The mission, the Dual Asteroid Redirect Test, or DART, leaves Earth early Wednesday to test whether striking a spacecraft with an asteroid could drag it into a different orbit. If successful, the test’s results will come in handy when NASA and other space agencies need to deflect an asteroid to save Earth and prevent a catastrophic impact.

The DART spacecraft is scheduled to take off aboard a SpaceX Falcon 9 rocket from Vandenberg Space Force Base in California at 01:20 ET (or 10:20 pm local time) Wednesday.

NASA plans to broadcast the launch live on its platform. Youtube channel It starts at 12:30 on Wednesday.

If bad weather around the Vandenberg launch site causes a delay, the next takeoff opportunity will be in approximately 24 hours.

NASA is crashing DART into an asteroid to test for the first time a planetary defense method that could one day save a city, or perhaps the entire planet, from a catastrophic asteroid impact.

“DART is like a remake of Bruce Willis’ ‘Armageddon,’ but it was purely fictional,” NASA administrator Bill Nelson said in an interview.

If all goes as planned with DART, NASA will have an approved weapon in its planetary defense arsenal. If a different asteroid were on a collision course with Earth, the world’s space agencies would count on an asteroid missile like DART to launch the space rock.

After launch, the spacecraft will make nearly one full orbit around the sun every 11 hours and 55 minutes before intersecting paths with Dimorphos, a football field-sized asteroid closely orbiting a larger asteroid called Didymos. Astronomers refer to these two asteroids as a binary system, where one is a mini-moon relative to the other. Together, the two asteroids make one full orbit around the sun every two years.

Dimorphos poses no threat to Earth, and the mission is essentially target execution. The impact of DART will occur in late September or early October next year, when the binary asteroids are at their closest point to Earth, about 6.8 million miles away.

Four hours before impact, the DART spacecraft, officially called the kinetic impactor, will autonomously orient itself directly at Dimorphos for a head-on collision at 15,000 miles per hour. An onboard camera will capture photos in real time up to 20 seconds before impact and send them back to Earth.

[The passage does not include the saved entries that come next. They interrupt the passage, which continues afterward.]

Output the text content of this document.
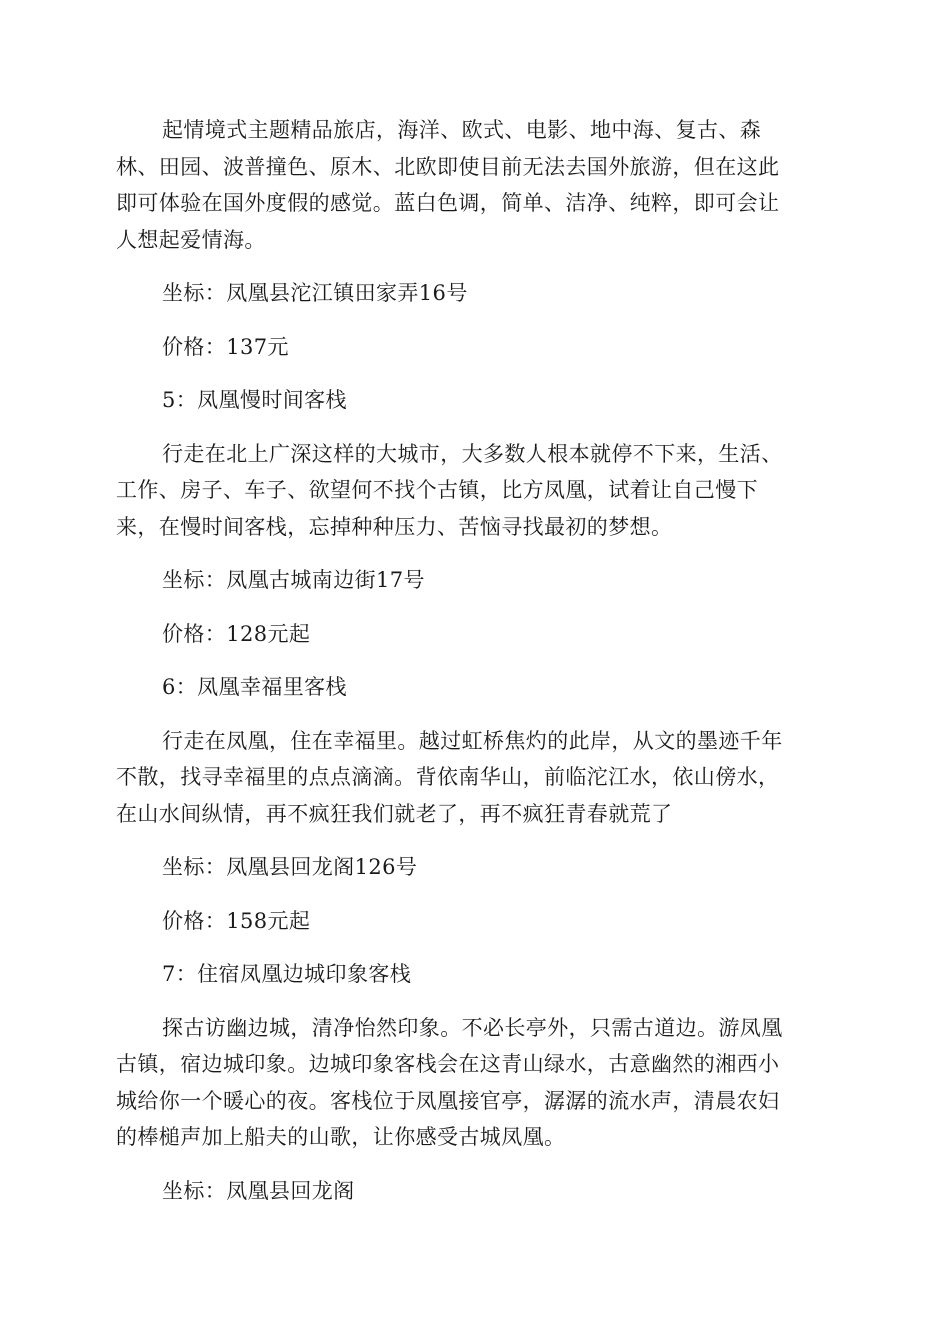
起情境式主题精品旅店，海洋、欧式、电影、地中海、复古、森林、田园、波普撞色、原木、北欧即使目前无法去国外旅游，但在这此即可体验在国外度假的感觉。蓝白色调，简单、洁净、纯粹，即可会让人想起爱情海。

坐标：凤凰县沱江镇田家弄16号

价格：137元

5：凤凰慢时间客栈

行走在北上广深这样的大城市，大多数人根本就停不下来，生活、工作、房子、车子、欲望何不找个古镇，比方凤凰，试着让自己慢下来，在慢时间客栈，忘掉种种压力、苦恼寻找最初的梦想。

坐标：凤凰古城南边街17号

价格：128元起

6：凤凰幸福里客栈

行走在凤凰，住在幸福里。越过虹桥焦灼的此岸，从文的墨迹千年不散，找寻幸福里的点点滴滴。背依南华山，前临沱江水，依山傍水，在山水间纵情，再不疯狂我们就老了，再不疯狂青春就荒了

坐标：凤凰县回龙阁126号

价格：158元起

7：住宿凤凰边城印象客栈

探古访幽边城，清净怡然印象。不必长亭外，只需古道边。游凤凰古镇，宿边城印象。边城印象客栈会在这青山绿水，古意幽然的湘西小城给你一个暖心的夜。客栈位于凤凰接官亭，潺潺的流水声，清晨农妇的棒槌声加上船夫的山歌，让你感受古城凤凰。

坐标：凤凰县回龙阁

A small satellite from the Italian Space Agency, deployed 10 days before the impact, will come as close as 34 miles to take an image of the asteroid every six seconds in the moments before and after DART’s impact.

Telescopes on Earth will fix their lenses at the crash site, showing the two asteroids as tiny dots of reflected sunlight. To measure whether the impact of DART changed Dimorphos’ orbit around Didymos, astronomers will track the time between one flicker of light (which indicates Dimorfos passing in front of Didymos) and another that shows Dimorfos orbiting behind Didymos.

If Dimorphos’ orbit around Didymos extends by at least 73 seconds, DART will have successfully completed its mission. But mission managers expect the impact to extend the asteroid’s orbit for another 10 to 20 minutes.